Holiday Guide: Beer, Wine, and Cocktail Books

The entertainer's shelf helps boost your festive spirits

Speaking of Papa, Mr. Hemingway is both the subject of and the inspiration for a creative new cocktail companion by Philip Greene called To Have and Have Another (Perigee, $24). Greene, co-founder of the Museum of the American Cocktail and an obvious fan of the author, has produced a bartender's manual for fellow Hemingway enthusiasts, an alphabetically organized compendium of the drinks consumed by the characters in The Sun Also Rises, A Farewell to Arms, A Moveable Feast, and many of Hemingway's other novels and short stories.

But Greene's book is much more than recipes and references to drinking scenes in some of the best-known works of American fiction. We also get anecdotes, photos, and biographical details about the Nobel-winning author, plus such details as a note Hemingway scribbled to his publisher on the back of a photo of himself on skis in the Swiss Alps: "This is to reassure you if you hear reports of another of your authors dying of drink." Greene also reveals that Hemingway's fondness for champagne and absinthe led him to contribute a potent recipe called "Death in the Afternoon" to a celebrity cocktail book published in 1935. He also offers evidence of Papa's impressive constitution by citing two letters in which the author—who had previously survived a bull goring in Spain and would go on to walk away from two plane crashes in Africa—describes an afternoon in Havana. As Hemingway tells it, he and a friend consumed two steak sandwiches and "17 double frozen daiquiris apiece." Which brings us to a pair of themes repeated throughout the book, and which apply to any successful holiday party: Large quantities of alcohol should always be accompanied by food, and no one should ever attempt to break a drinking record set by Ernest Hemingway.

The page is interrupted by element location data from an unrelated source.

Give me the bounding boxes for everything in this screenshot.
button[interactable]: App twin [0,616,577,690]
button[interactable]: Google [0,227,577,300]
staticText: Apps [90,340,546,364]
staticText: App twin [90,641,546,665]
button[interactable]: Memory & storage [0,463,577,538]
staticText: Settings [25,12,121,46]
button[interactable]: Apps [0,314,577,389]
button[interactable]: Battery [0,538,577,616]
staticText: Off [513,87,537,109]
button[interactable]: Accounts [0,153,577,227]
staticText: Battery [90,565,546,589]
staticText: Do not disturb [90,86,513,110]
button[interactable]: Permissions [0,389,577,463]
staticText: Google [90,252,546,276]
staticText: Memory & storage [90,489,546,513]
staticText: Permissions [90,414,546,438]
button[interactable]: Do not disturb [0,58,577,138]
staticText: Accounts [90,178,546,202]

Instead of pouring another round at the end of the party, then, the prudent entertainer knows to have something to eat at the ready, waiting for guests who have found their appetite at the bottom of the glass. And if your drink list has leaned toward beer over wine and spirits, Allagash: The Cookbook (Blue Tree, $35), by chef James Simpkins with photographs by Brian Smestad, is the assistant to turn to for help in the kitchen. Chosen to complement 10 of the brewery's complex Belgian-style ales, the 50 recipes in this book include cuisine from every corner of the country, from tropical lobster rolls matched with crisp and fruity Allagash White to stuffed poblano peppers paired with the dry, somewhat nutty Allagash Dubbel. So before sending all of your invitees back out into the cold, think about steering them to a table topped with plates of chocolate spice cookies, ginger-plum cake, licorice custard with shortbread, and chocolate-malt-bacon water chestnuts. Because though your guests might not be able to recall every drink you poured for them the next morning, they certainly won't forget the last thing they ate.